Efectivamente, «¿Me quieres? Apacienta mis ovejas», ¿qué otra cosa significa que si dijera: «Si me quieres, no pienses en apacentarte, sino apacienta mis ovejas como mías, no como tuyas; en ellas busca mi gloria, no la tuya; mi dominio, no el tuyo; mis ganancias, no las tuyas, para que no estés en la sociedad de esos que, amantes de sí mismos y de lo demás que se vincula con este inicio «de los males», pertenecen a los tiempos peligrosos?» En efecto, el Apóstol, tras haber dicho: «Pues los hombres serán amantes de sí mismos», a continuación ha añadido: Amadores del dinero, altaneros, soberbios, blasfemos, no obedientes a los progenitores, ingratos, criminales, irreligiosos, desamorados, detractores, incontinentes, inclementes, sin benignidad, traidores, procaces, ofuscados, amadores de los placeres más que de Dios, que tienen apariencia de piedad y, en cambio, rehúsan su eficacia11. Porque puso primeramente «amantes de sí mismos», todos estos males manan de esa fuente, por así llamarla. Con razón se dice a Pedro: «¿Me quieres?», y responde: «Te amo» y se le replica: «Apacienta mis corderos», y esto por segunda vez, esto la tercera vez, en razón de lo cual, porque incluso el Señor pregunta la última vez no «¿me quieres?», sino «¿me amas?», se muestra que amor y dilección son una sola e idéntica cosa. No nos amemos, pues, a nosotros mismos, sino a él y, al apacentar sus ovejas, busquemos lo que es de él, no lo que es nuestro.
Por cierto, no sé de qué modo inexplicable, cualquiera que se ama a sí mismo, no a Dios, no se ama y, cualquiera que ama a Dios, no a sí mismo, precisamente ése se ama. En efecto, quien no puede vivir por sí, muere, evidentemente, amándose; no se ama, pues, quien se ama de forma que no viva. Cuando, en cambio, uno quiere a ese debido al cual vive, no queriéndose se quiere, más bien, quien no se quiere precisamente para querer a ese debido al cual vive.
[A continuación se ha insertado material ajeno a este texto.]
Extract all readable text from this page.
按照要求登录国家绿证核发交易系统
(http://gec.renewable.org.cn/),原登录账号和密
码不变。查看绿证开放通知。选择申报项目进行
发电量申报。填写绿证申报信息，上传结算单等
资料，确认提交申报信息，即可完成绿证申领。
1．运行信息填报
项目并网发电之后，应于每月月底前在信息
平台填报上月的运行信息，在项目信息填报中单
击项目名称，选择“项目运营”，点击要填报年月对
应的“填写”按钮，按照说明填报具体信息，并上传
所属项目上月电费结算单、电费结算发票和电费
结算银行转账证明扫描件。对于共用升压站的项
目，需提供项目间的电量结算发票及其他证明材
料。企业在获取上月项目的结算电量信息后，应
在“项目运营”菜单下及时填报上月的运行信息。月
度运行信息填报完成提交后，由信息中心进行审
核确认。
Para que, pues, quienes apacientan las ovejas de Cristo las apacienten no cual de ellos, sino cual de él, no sean amantes de sí mismos ni, como amadores del dinero, a costa de ellas busquen sus ganancias ni las dominen como altaneros ni como soberbios se gloríen de los honores que de ellas admiten, ni como blasfemos lleguen al punto de hacer herejías, ni como no obedientes a los progenitores sustituyan a los santos Padres, ni como ingratos devuelvan males por bienes a esos que, porque no quieren que perezcan, quieren corregirlos, ni como criminales maten las almas suyas y ajenas, ni como irreligiosos destrocen las maternales vísceras de la Iglesia; de los débiles no se compadezcan como desamorados; no intenten manchar como detractores la fama de los santos; no dejen de refrenar como incontinentes las pasiones pésimas; como inclementes no se dediquen a pleitos; no sean, como sin benignidad, incapaces de ayudar; como traidores no notifiquen a los enemigos de los piadosos lo que saben que ha de ocultarse; con acoso inverecundo no perturben como procaces la humana verecundia; al revés que los ofuscados procuren entender las cosas de que hablan y acerca de las que hacen afirmaciones12; no antepongan a los gozos espirituales las alegrías carnales, como amadores de los placeres más que de Dios. Por cierto, estos vicios y otros de esta laya, ora acaezcan todos a un único hombre, ora unos dominen a éstos y otros a aquéllos, se propagan desde esa raíz: cuando los hombres son amantes de sí mismos.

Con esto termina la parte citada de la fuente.